The author’s upbringing in Chandigarh, the most modern city of India, followed by her education and her inability to get a job with the start of the global recession is reflected in this book. Many aspects of the Indian society have been highlighted : like the marriage institution, the involvement and interference of the family and close relatives, the desperate hunt for a bride or a groom, the importance given to materialistic pursuits, the Indian family’s close-knit structure which is a bane as well as a boon. Some incidents and anectodes in this novel represent the modern Indian family with their traditional values and traditions which one is familiar with.
The story of an eligible bachelor whose life takes a U-turn with the global recession has been beautifully rendered in this book where the characters of his American aunt and uncle, his sister and some of his American colleagues and friends have been so well etched that one can get an entire picture of the prevailing norms in a particular society. Like most Indians, his family too is eager to get him married off to any eligible girl who is on the scene.
The story line is very simple and straightforward with not many twists and turns. But it is interesting and hilarious too with many characters adding elements of fun, spice and variety. The book is informative as it manages to bring out the lifestyle of IT professionals, their insecurities, their inadequacies and their attitude to life.
This is the story of a well-educated Indian Brahmin who works in Canada. Parshuraman Joshi, is just 27 years old, handsome, an IT Professional and earns a multiple-figure salary. When you look at his credentials, it is no wonder that this young man is hot property on the Indian wedding market. Therefore, Parshuraman's family is flooded with matrimonial proposals from every corner — be it the North Indian Gulati family, the South Indian Iyer household, or the hi-fi Patels. Even his colleague is attracted to him.
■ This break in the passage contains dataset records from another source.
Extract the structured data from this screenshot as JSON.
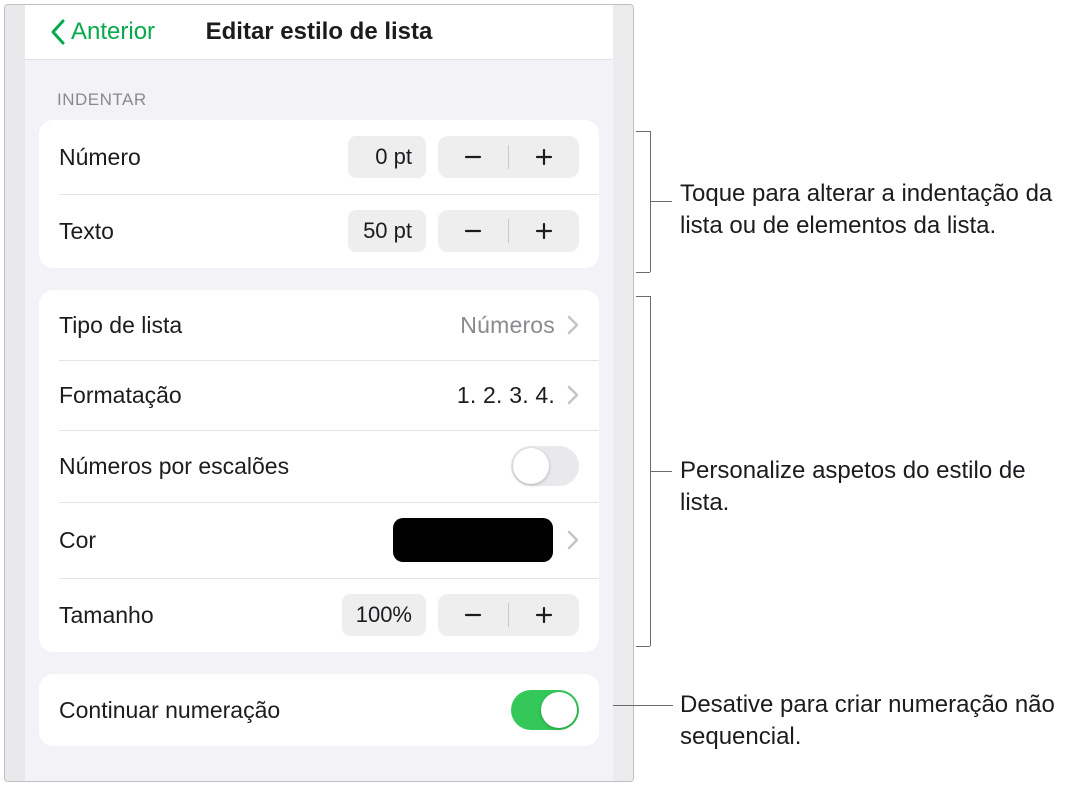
{
  "header": {
    "back_label": "Anterior",
    "title": "Editar estilo de lista"
  },
  "indent_section": {
    "header": "INDENTAR",
    "rows": {
      "number": {
        "label": "Número",
        "value": "0 pt"
      },
      "text": {
        "label": "Texto",
        "value": "50 pt"
      }
    }
  },
  "customize_section": {
    "rows": {
      "list_type": {
        "label": "Tipo de lista",
        "value": "Números"
      },
      "format": {
        "label": "Formatação",
        "value": "1. 2. 3. 4."
      },
      "tiered": {
        "label": "Números por escalões",
        "on": false
      },
      "color": {
        "label": "Cor",
        "hex": "#000000"
      },
      "size": {
        "label": "Tamanho",
        "value": "100%"
      }
    }
  },
  "continue_section": {
    "row": {
      "label": "Continuar numeração",
      "on": true
    }
  },
  "callouts": {
    "indent": "Toque para alterar a indentação da lista ou de elementos da lista.",
    "customize": "Personalize aspetos do estilo de lista.",
    "continue": "Desative para criar numeração não sequencial."
  }
}
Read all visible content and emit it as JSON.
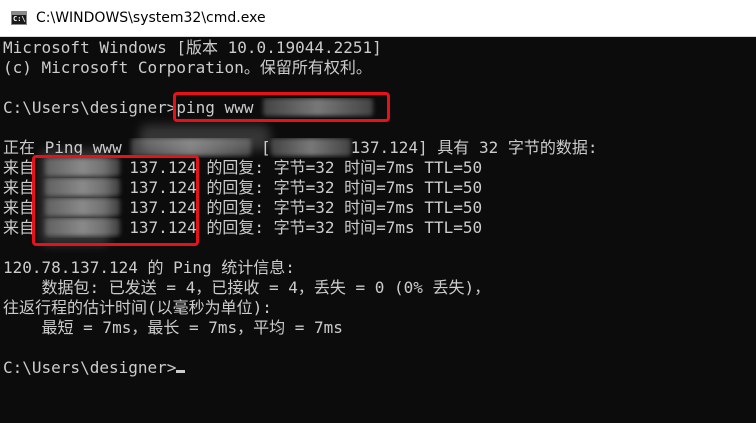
{
  "window": {
    "title": "C:\\WINDOWS\\system32\\cmd.exe",
    "icon": "cmd-icon",
    "icon_glyph": "C:\\."
  },
  "console": {
    "banner1": "Microsoft Windows [版本 10.0.19044.2251]",
    "banner2": "(c) Microsoft Corporation。保留所有权利。",
    "prompt": "C:\\Users\\designer>",
    "command": "ping www",
    "ping_prefix": "正在 Ping www",
    "ping_bracket": " [",
    "ping_suffix": "137.124] 具有 32 字节的数据:",
    "reply_prefix": "来自 ",
    "reply_ip_tail": "137.124",
    "reply_suffix": " 的回复: 字节=32 时间=7ms TTL=50",
    "stats_header": "120.78.137.124 的 Ping 统计信息:",
    "packets": "    数据包: 已发送 = 4，已接收 = 4，丢失 = 0 (0% 丢失)，",
    "rtt_header": "往返行程的估计时间(以毫秒为单位):",
    "rtt_values": "    最短 = 7ms，最长 = 7ms，平均 = 7ms",
    "final_prompt": "C:\\Users\\designer>"
  },
  "colors": {
    "console_bg": "#0c0c0c",
    "console_fg": "#cccccc",
    "annotation": "#e8111a"
  }
}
However, all attempts to tag him with a suitable bride seem to go kaput for some reason. Parshuraman has bigger issues vexing him such as Jennifer, his aggressive and attractive colleague, and their attempts and efforts to save Project Infinite, a very important assignment given to them by their bosses. In the midst of this, the recession strikes and grips the global economy in its clutches and thus the secure world Parshuraman has created for himself begins to fall apart.
He loses his prized job despite completing his project successfully while his fiance breaks off the engagement. He is suddenly plunged into a total dilemma with no job and dwindling marriage prospects. And in order to make ends meet he starts working as a bartender. Now will he be able to pull himself together to face the challenges posed by a tough economy? Does Parshuraman find his suitable girl even without his previous eligibility checklist.
Three characters — Parshu's sister Ragini, Aunt Parvati and his grandmother stand out in this book as they are well rounded and closely linked to our protagonist.
Many of the characters are familiar and the book is both simple as well as written in a very lucid style.